Equality sign and equivalence relations

[psie]

Homework Statement

Let $A$ be a non-empty set and define the two relations $R$ and $S$ on $A$ by $aRb$ for all $a$ and $b$ in $A$ and $aSb$ if $a=b$. Show that $R$ and $S$ are equivalence relations and find their equivalence classes.

Relevant Equations

An equivalence relation is reflexive, symmetric and transitive, and these properties need to be checked.

I solved this exercise a long time ago, and I am now reviewing my solution. I think it is correct, but more importantly, when I look at this exercise now, I have a hard time understanding it and my solution. Hence I've got some questions.

$S$ is reflexive since $\forall a\in A$ we have $a=a\implies aSa$. $S$ is symmetric since if $a=b$, then $b=a$, i.e. $aSb\implies bSa$. $S$ is transitive since if $a=b$ and $b=c$, then $a=b=c$, i.e. $aSb\wedge bSc\implies aSc$. The equivalence classes are $\{a\}$ for all $a\in A$.

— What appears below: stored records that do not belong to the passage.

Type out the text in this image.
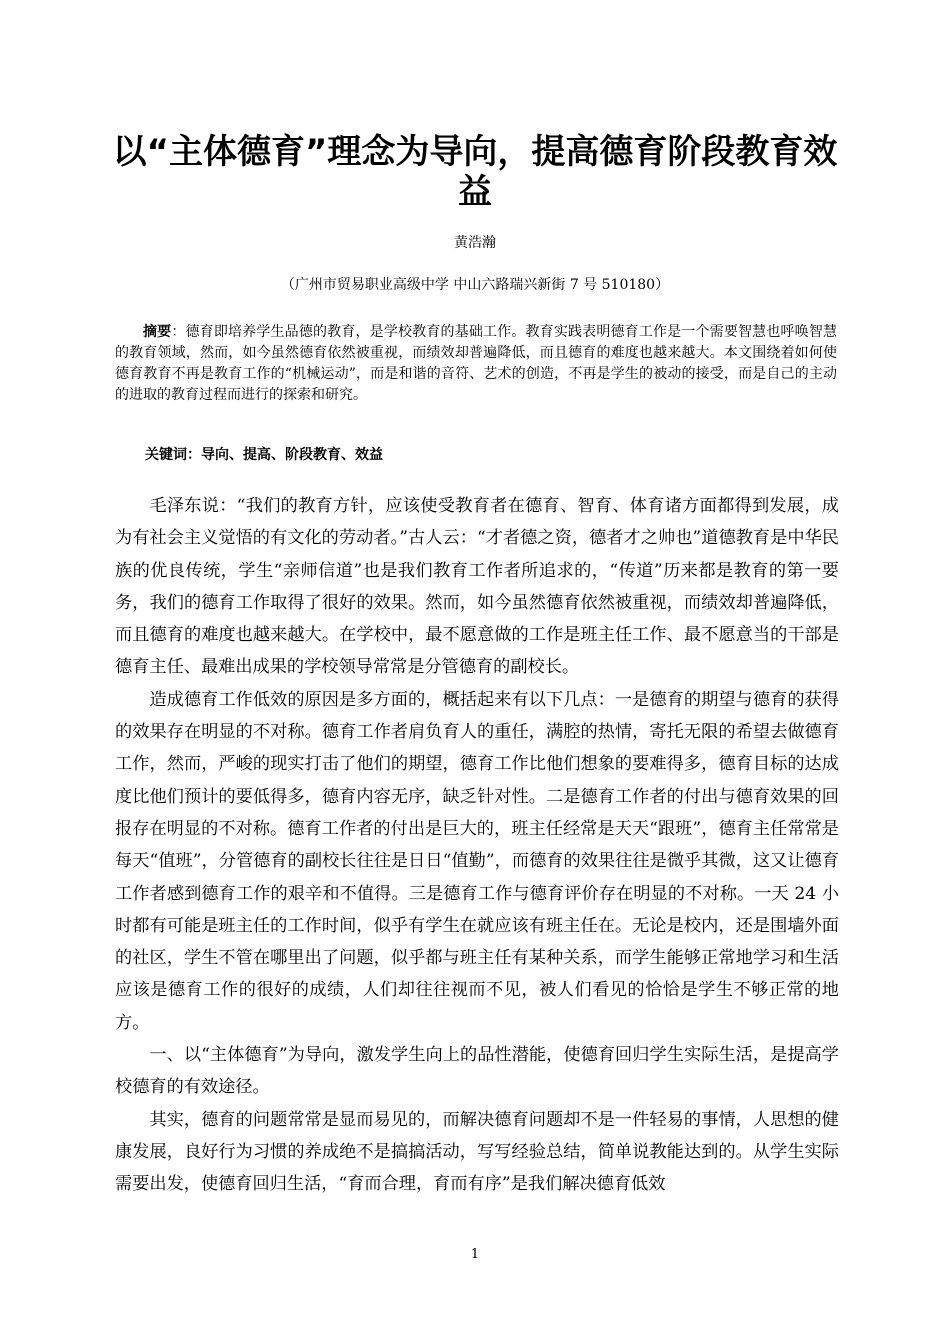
以“主体德育”理念为导向，提高德育阶段教育效益
黄浩瀚
（广州市贸易职业高级中学 中山六路瑞兴新街 7 号 510180）
摘要：德育即培养学生品德的教育，是学校教育的基础工作。教育实践表明德育工作是一个需要智慧也呼唤智慧的教育领域，然而，如今虽然德育依然被重视，而绩效却普遍降低，而且德育的难度也越来越大。本文围绕着如何使德育教育不再是教育工作的“机械运动”，而是和谐的音符、艺术的创造，不再是学生的被动的接受，而是自己的主动的进取的教育过程而进行的探索和研究。
关键词：导向、提高、阶段教育、效益

毛泽东说：“我们的教育方针，应该使受教育者在德育、智育、体育诸方面都得到发展，成为有社会主义觉悟的有文化的劳动者。”古人云：“才者德之资，德者才之帅也”道德教育是中华民族的优良传统，学生“亲师信道”也是我们教育工作者所追求的，“传道”历来都是教育的第一要务，我们的德育工作取得了很好的效果。然而，如今虽然德育依然被重视，而绩效却普遍降低，而且德育的难度也越来越大。在学校中，最不愿意做的工作是班主任工作、最不愿意当的干部是德育主任、最难出成果的学校领导常常是分管德育的副校长。

造成德育工作低效的原因是多方面的，概括起来有以下几点：一是德育的期望与德育的获得的效果存在明显的不对称。德育工作者肩负育人的重任，满腔的热情，寄托无限的希望去做德育工作，然而，严峻的现实打击了他们的期望，德育工作比他们想象的要难得多，德育目标的达成度比他们预计的要低得多，德育内容无序，缺乏针对性。二是德育工作者的付出与德育效果的回报存在明显的不对称。德育工作者的付出是巨大的，班主任经常是天天“跟班”，德育主任常常是每天“值班”，分管德育的副校长往往是日日“值勤”，而德育的效果往往是微乎其微，这又让德育工作者感到德育工作的艰辛和不值得。三是德育工作与德育评价存在明显的不对称。一天 24 小时都有可能是班主任的工作时间，似乎有学生在就应该有班主任在。无论是校内，还是围墙外面的社区，学生不管在哪里出了问题，似乎都与班主任有某种关系，而学生能够正常地学习和生活应该是德育工作的很好的成绩，人们却往往视而不见，被人们看见的恰恰是学生不够正常的地方。

一、以“主体德育”为导向，激发学生向上的品性潜能，使德育回归学生实际生活，是提高学校德育的有效途径。

其实，德育的问题常常是显而易见的，而解决德育问题却不是一件轻易的事情，人思想的健康发展，良好行为习惯的养成绝不是搞搞活动，写写经验总结，简单说教能达到的。从学生实际需要出发，使德育回归生活，“育而合理，育而有序”是我们解决德育低效

1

If this is correct, why does "if $a=b$, then $b=a$" hold? The text has not really introduced the equality sign yet as some...I don't know what; I believe this exercise is the point at which it is introduced as an equivalence relation (the text is an introductory course on algebra). But how do you prove symmetry for example? My solution to transitivity also already seems to assume that something is transitive. I feel silly for asking, but I feel I am doubting something fundamental.

My remaining solution is:

$R$ is reflexive because $b$ can equal $a$. Since $aRb$ holds for all $a,b\in A$, we can first choose $b$ and then $a$ and obtain $aRb\iff bRa$. Transitivity follows by a similar argument. The equivalence class is $A$.

 

[PeroK]

You seem to have simply stated that each property holds without explaining why.

For the reflexivity of R, you could say:

As $\forall a,b \in A: aRb$, in particular $\forall a \in A: aRa$. Hence R is reflexive.

 

[psie]

You seem to have simply stated that each property holds without explaining why.

I think for $R$ the solution is OK; yes, one could be more descriptive, but the problem I see in my solution is that I used some symmetry and transitive property of the equals sign, the very thing I need to prove. It feels circular.

 

[PeroK]

I think for $R$ the solution is OK; yes, one could be more descriptive, but the problem I see in my solution is that I used some symmetry and transitive property of the equals sign, the very thing I need to prove. It feels circular.

That's a good point. I'm not sure how to prove that equals is an equivalence relation. You can state that equality has those properties. But, a proof suggests to me starting with something more fundamental. I don't know what that would be.

 

[pasmith]

That's a good point. I'm not sure how to prove that equals is an equivalence relation. You can state that equality has those properties. But, a proof suggests to me starting with something more fundamental. I don't know what that would be.

There's nothing more fundamental than equality (with the possible exception of set inclusion; you could say that two objects are equal iff they are members of the same singleton set, but how you determine that a set is a singleton?).

I don't think it's circular to state that equality is by definition reflexive, symmetric and transitive, and is therefore an equivalence relation. Some basic exerises in the application of definitions are that simple.

 

[FactChecker]

I think for $R$ the solution is OK; yes, one could be more descriptive, but the problem I see in my solution is that I used some symmetry and transitive property of the equals sign, the very thing I need to prove. It feels circular.

The problem did not ask you to prove those properties of '=', so it is not circular. The properties of '=' may not be formally addressed in a typical algebra book. I think you are safe to assume the reflexive, transitive, and symmetry properties of '='.

 

[Orodruin]

The problem did not ask you to prove those properties of '=', so it is not circular.

It kind of did though. It defines $S$ as $a S b$ if $a = b$. This makes $S$ equivalent to $=$.

 

[FactChecker]

It kind of did though. It defines $S$ as $a S b$ if $a = b$. This makes $S$ equivalent to $=$.

I saw this part as just a routine run through the properties defining an equivalence relation. Maybe I was wrong.